Meloy will publish her debut children’s book, The Apothecary, on October 4th. The Apothecary was written for a middle-grade audience. Meloy (pictured, via) built her career with two novels and two short story collections for adults.

Q: What advice do you have for authors looking to make the transition from writing for an adult audience to a middle-grade audience?
A: Make interesting stuff happen. I want that from books for adults, too, but I think kids are even more demanding than adults about plot—about what happens next. I also think there’s no need to write down for a younger audience, or to leave out words that seem hard. Kids are smart.

Q: What inspired you to write a children’s book when in the past, you published short stories and novels for adults? Did your writing process diverge from its normal path for The Apothecary?

A: I had just finished writing my last book and was trying to figure out what to do next, when my filmmaker friends Jennifer Flackett and Mark Levin said they had a movie idea about a mysterious apothecary but they thought it should be a novel first and that I should write it.

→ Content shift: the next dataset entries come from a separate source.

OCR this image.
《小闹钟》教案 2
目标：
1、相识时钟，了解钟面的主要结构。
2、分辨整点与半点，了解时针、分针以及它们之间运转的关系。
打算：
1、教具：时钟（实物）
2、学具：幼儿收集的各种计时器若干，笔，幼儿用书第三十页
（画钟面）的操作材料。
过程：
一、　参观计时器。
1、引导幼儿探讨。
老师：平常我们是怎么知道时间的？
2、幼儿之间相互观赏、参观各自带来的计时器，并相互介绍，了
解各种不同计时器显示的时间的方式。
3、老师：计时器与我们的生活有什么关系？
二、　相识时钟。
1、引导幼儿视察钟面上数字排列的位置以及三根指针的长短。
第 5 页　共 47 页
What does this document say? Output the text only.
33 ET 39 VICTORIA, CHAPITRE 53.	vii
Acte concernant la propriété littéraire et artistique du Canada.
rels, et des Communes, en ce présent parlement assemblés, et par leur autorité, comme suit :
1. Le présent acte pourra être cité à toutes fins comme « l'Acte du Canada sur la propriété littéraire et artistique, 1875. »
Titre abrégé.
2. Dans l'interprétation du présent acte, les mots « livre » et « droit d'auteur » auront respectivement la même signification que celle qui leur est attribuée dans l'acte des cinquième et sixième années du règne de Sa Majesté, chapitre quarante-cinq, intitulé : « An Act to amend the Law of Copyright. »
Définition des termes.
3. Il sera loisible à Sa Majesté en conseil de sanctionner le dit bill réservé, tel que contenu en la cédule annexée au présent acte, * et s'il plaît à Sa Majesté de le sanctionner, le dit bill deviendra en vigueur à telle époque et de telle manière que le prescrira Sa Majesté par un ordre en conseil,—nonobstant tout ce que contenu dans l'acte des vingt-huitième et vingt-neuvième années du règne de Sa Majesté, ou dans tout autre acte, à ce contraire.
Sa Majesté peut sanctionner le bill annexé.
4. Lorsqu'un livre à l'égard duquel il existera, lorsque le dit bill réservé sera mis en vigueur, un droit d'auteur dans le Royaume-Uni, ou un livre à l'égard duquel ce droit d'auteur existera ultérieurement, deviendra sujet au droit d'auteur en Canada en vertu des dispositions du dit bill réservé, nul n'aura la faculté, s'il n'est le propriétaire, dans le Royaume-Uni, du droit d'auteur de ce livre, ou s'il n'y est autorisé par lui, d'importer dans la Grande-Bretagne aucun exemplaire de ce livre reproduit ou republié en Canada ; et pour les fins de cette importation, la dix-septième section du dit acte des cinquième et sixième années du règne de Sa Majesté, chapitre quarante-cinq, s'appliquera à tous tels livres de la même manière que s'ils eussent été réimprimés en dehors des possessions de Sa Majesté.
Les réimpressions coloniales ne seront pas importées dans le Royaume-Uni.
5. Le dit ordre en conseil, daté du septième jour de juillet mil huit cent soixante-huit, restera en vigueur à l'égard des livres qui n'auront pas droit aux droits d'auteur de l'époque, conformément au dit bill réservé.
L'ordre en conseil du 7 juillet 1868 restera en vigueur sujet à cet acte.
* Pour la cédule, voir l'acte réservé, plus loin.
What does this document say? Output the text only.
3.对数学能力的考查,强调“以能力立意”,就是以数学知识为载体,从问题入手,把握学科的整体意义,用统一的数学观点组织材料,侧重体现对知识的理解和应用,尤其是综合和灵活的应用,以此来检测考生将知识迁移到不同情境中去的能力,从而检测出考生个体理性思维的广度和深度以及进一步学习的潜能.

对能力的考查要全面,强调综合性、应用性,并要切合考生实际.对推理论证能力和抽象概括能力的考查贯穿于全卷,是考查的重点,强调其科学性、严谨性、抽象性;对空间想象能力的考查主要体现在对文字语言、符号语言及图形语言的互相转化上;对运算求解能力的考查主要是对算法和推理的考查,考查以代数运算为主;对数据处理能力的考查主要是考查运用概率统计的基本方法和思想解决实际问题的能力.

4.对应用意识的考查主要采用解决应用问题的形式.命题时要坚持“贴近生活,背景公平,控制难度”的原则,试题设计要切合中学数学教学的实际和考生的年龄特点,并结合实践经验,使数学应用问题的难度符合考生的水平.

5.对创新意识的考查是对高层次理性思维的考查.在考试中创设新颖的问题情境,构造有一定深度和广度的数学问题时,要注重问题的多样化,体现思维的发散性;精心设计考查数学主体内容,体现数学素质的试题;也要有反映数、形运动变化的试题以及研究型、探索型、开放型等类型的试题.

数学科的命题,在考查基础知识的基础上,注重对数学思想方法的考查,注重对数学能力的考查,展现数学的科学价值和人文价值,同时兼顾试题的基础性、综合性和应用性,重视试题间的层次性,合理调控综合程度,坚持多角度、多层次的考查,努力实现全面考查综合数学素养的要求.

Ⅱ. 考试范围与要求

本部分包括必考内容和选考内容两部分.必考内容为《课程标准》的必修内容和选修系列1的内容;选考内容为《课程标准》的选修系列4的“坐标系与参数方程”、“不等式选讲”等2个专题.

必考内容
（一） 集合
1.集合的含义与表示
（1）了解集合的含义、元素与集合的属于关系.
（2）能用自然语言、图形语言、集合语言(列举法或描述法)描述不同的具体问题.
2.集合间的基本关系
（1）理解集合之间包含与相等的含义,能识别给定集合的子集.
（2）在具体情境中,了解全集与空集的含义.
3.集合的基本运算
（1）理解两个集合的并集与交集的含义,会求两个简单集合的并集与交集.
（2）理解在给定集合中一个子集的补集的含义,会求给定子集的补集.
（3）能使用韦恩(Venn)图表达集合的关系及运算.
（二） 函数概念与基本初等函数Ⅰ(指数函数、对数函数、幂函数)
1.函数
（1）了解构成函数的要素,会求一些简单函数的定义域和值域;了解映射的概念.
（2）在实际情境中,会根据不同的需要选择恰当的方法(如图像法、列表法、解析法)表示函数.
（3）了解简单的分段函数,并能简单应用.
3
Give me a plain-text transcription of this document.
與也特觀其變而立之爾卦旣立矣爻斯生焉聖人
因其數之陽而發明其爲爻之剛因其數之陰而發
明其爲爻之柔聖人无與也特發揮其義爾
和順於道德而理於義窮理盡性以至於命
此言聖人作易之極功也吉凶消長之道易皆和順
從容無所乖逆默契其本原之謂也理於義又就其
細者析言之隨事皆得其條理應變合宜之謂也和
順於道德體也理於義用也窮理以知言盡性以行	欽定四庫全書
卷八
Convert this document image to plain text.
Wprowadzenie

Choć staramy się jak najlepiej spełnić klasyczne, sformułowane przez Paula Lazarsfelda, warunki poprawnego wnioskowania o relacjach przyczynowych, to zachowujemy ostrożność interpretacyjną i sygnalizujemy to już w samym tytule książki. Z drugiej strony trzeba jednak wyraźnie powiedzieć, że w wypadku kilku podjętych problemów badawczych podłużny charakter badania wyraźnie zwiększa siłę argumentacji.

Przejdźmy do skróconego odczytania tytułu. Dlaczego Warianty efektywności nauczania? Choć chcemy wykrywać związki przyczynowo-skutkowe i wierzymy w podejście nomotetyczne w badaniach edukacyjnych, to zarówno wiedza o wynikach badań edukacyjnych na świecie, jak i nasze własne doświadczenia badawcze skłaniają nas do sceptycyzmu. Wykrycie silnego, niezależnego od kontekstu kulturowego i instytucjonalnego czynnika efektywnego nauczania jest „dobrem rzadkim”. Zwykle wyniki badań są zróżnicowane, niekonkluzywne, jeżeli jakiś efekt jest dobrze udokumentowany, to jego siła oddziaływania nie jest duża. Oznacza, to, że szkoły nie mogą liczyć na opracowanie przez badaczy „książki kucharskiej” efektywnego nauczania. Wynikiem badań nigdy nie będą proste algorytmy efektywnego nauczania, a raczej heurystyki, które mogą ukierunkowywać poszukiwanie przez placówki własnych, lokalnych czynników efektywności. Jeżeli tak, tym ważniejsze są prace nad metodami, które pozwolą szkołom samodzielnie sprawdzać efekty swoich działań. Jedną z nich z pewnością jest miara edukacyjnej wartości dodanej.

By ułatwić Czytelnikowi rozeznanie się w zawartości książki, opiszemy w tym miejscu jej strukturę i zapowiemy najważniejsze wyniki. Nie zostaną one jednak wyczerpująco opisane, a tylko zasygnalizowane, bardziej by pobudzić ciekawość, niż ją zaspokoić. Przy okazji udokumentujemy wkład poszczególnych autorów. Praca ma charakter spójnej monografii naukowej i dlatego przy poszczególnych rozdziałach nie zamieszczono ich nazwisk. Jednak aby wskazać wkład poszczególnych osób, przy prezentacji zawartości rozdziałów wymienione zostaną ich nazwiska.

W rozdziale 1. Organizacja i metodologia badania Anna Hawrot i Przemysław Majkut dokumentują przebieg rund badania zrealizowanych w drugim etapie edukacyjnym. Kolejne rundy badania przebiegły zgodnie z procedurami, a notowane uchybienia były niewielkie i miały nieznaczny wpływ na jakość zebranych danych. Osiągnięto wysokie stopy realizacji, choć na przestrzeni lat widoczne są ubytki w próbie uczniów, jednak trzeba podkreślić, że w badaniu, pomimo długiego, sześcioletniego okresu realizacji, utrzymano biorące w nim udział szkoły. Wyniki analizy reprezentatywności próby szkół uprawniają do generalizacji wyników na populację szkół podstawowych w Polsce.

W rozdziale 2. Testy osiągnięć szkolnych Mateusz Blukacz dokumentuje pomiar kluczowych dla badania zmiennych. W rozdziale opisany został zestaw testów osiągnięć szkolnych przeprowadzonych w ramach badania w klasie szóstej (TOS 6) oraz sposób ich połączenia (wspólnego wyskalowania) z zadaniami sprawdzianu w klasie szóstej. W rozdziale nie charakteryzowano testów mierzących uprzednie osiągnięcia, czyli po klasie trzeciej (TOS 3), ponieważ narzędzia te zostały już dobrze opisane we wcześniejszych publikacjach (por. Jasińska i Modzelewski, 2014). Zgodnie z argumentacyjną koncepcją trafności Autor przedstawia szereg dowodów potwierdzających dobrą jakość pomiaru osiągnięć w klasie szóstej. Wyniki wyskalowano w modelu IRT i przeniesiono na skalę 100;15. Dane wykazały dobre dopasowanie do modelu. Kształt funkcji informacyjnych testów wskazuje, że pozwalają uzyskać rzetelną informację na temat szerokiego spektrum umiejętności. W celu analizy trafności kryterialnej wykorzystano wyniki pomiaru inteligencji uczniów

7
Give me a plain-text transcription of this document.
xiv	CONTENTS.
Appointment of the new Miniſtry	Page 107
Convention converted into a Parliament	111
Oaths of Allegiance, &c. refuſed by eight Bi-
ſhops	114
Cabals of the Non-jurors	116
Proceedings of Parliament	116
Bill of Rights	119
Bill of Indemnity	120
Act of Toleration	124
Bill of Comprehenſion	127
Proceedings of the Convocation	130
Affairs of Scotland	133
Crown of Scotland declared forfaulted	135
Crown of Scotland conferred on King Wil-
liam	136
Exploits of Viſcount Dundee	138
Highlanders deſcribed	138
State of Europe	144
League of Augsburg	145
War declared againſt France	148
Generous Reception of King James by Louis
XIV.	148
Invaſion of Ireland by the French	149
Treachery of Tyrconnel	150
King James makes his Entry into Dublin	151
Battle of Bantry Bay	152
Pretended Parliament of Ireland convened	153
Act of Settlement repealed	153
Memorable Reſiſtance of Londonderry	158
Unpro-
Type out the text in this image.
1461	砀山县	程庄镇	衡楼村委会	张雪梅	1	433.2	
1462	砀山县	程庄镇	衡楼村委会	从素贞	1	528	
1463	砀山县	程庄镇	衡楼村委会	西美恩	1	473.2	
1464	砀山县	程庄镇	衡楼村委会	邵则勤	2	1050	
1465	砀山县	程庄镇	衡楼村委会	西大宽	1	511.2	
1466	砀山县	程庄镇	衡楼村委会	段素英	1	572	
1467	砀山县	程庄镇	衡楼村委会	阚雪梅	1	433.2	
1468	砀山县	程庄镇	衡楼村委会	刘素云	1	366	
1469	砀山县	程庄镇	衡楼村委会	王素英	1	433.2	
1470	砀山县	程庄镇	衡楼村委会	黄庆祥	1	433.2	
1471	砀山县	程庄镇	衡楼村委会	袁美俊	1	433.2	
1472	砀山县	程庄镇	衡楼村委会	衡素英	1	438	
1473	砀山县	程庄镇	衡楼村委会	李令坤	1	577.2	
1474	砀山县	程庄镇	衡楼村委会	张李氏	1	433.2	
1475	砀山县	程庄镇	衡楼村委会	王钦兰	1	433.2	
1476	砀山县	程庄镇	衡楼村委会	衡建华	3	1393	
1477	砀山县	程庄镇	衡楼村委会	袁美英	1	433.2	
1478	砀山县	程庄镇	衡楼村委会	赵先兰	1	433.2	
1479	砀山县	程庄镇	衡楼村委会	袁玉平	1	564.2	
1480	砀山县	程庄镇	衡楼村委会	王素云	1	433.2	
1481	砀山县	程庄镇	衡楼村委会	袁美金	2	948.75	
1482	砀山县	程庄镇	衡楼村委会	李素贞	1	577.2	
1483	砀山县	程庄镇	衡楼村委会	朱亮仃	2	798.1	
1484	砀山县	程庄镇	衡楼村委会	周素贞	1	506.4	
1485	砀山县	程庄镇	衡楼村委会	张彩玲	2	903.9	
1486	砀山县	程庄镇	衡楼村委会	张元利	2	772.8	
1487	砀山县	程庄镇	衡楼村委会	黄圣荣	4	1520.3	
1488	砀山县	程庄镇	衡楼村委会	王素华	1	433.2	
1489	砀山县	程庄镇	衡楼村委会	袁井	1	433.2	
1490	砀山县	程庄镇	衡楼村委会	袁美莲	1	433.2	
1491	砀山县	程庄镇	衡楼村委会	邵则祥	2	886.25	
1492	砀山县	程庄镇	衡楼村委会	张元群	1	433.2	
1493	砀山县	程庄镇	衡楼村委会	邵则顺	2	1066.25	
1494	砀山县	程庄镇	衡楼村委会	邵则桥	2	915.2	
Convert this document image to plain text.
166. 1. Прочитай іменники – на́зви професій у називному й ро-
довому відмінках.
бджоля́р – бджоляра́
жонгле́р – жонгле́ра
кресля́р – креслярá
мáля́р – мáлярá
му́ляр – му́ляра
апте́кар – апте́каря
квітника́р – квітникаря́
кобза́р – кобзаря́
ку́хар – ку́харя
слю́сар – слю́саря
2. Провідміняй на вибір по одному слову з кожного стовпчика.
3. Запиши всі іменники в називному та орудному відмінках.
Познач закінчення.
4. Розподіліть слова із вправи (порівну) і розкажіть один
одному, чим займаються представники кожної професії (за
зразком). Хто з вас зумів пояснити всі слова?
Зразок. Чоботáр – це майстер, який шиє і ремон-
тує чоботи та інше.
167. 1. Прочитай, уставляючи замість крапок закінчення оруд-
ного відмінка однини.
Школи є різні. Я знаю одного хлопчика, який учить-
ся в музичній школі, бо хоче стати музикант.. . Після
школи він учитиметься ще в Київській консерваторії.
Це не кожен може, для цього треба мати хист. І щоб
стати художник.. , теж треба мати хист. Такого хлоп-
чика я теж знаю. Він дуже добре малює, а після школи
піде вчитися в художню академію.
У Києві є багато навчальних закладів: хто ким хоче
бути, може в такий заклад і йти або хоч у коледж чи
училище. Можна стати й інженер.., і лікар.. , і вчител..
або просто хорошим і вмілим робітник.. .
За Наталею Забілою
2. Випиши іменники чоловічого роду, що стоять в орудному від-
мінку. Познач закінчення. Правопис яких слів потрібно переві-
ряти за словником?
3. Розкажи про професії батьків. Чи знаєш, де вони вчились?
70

I said very blithely that I would try, not knowing that it would take over my life. The first draft was a delight and a revelation, and I wrote it really quickly. I didn’t know where the story was going, or if there were rules about writing kids’ books, and I didn’t worry about whether it was bad or good; I just felt like I was along on the adventure. Then I had to go back and make the puzzle-like plot work, and it became more like the hard work of writing a novel. In that way it was like my normal process: I always throw away at least as many pages as I keep—getting rid of scenes and characters and chapters—as I figure out the story. It’s not very efficient.

Q: Describe the research process you went through for The Apothecary.
A: I had just read David Kynaston’s Austerity Britain, 1946-1951, which collects stories of Britain after the war from people who were there. It was the perfect book to read before writing a novel set in London in the early 1950s. I read a little about the Chelsea Physic Garden and apothecaries’ measures and alchemy, and then I started writing.

I tend to do research late, after I have the story down. If I do too much, too early, it gets in my way. After I had a draft, I went to London, to the Chelsea Physic Garden and the Imperial War Museum, which is my favorite museum. I put a Morrison bomb shelter from the museum in the next draft. I listened to oral histories about the experience of British children in the war. I read about the development of atomic weapons. And I cornered a chess genius at a dinner party and got plausible opening moves for a chess game played in 1952 between a skilled English boy and an American girl who’s trying to be bold, so I could replace my vague placeholder sentences: ‘Janie pushed out a pawn.’ I knew what the scene was, I just needed the right details.

Q: The Apothecary features some great illustrations by Ian Schoenherr; what do you think is the best way for a writer to collaborate with an illustrator?
A: I think it should be just that: a collaboration. I had put clip art at the beginning of each chapter, with a picture of something that would appear in that chapter. Ian used a few of those objects, and continued the idea that the opening image should build suspense about the chapter, but he went way beyond my little boxed images. I was limited by what I could find in photographs. He chose perfect moments and scenes from the book to illustrate, and his paintings wrap around the text, across the top or bottom of the page. They’re so beautiful, and Ryan the designer and Cecilia the art director showed me the sketches as they came in, so we could have a dialogue about it. There’s a character in the book with a wooden leg, and in the manuscript it was just a peg, but Ian drew an articulated leg with buckled straps, a boot, and visible nails to hold the sock up. I started to say, ‘Oh, that’s not the right kind of…’ and then I shut up and went back and changed the text. His leg was better.

Q: What’s next for you in your writing career?
A: I have a novel for adults in mind, but I haven’t found my way into it yet. In the meantime I’ve been writing another Apothecary book, picking up Janie and Benjamin two years later. I’m trying to think hard about the story as I go, so I won’t have to throw out as much as I usually do, but that’s just an experiment. I’ll see if it works.